Hi!

It has been discussed in here a

couple of times how to do byte-wise saturated add one longword at a time.

But how about byte-wise maximum? If we have byte values up to 127 in all four bytes of D0 and D1, we can perform a byte-wise maximum like this:

move.l #$80808080,d2

sub.l d1,d0 ; byte-wise differences with overflows

add.l d2,d0 ; overflows negated, msb of each byte is 1 iff difference is positive

and.l d0,d2 ; 128 for bytes where difference is positive, 0 for the others

move.l d2,d3

lsr.l #7,d3

sub.l d3,d2 ; 127 for bytes where difference is positive, 0 for the others

and.l d2,d0 ; only positive differences

add.l d1,d0 ; original + positive differences = maximum

With appropriate pairing, these 9 instructions result in an overhead (compared to simply using one of the sources) of 1.125 cycles per byte. One of the sources (D1) can be in memory for no extra cost.

Can it be done better? Can we get down to 1 cycle? :)
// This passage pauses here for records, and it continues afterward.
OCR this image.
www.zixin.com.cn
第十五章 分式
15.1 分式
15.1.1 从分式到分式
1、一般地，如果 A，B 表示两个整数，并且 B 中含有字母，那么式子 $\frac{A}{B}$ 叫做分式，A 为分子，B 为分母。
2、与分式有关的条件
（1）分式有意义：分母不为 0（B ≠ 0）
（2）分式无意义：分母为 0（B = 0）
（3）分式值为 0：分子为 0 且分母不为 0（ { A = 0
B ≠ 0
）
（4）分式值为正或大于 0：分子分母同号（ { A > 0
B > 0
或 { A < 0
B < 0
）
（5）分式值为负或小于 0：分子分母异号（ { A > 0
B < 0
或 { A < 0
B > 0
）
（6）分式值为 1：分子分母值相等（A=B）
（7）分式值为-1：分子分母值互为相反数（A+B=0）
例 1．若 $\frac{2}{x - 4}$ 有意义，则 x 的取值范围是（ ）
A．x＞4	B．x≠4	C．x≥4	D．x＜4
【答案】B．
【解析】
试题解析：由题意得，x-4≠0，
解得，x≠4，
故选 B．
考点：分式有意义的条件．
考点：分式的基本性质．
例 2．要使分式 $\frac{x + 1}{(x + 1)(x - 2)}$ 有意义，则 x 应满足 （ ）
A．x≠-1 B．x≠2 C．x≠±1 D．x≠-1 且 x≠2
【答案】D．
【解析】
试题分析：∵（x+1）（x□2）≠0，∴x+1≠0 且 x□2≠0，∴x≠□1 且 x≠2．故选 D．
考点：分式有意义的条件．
Suppose we need, say, 6 bits of precision on our byte values, but those 6 bits have to be placed in the upper bits of each byte (in the memory operand and the destination). We can do this by a move (from memory) and an lsr #1 at the beginning and an lsl #1 at the end, resulting in 3 more instructions (1.5 cycles per byte total). Is there perhaps some better way to do it?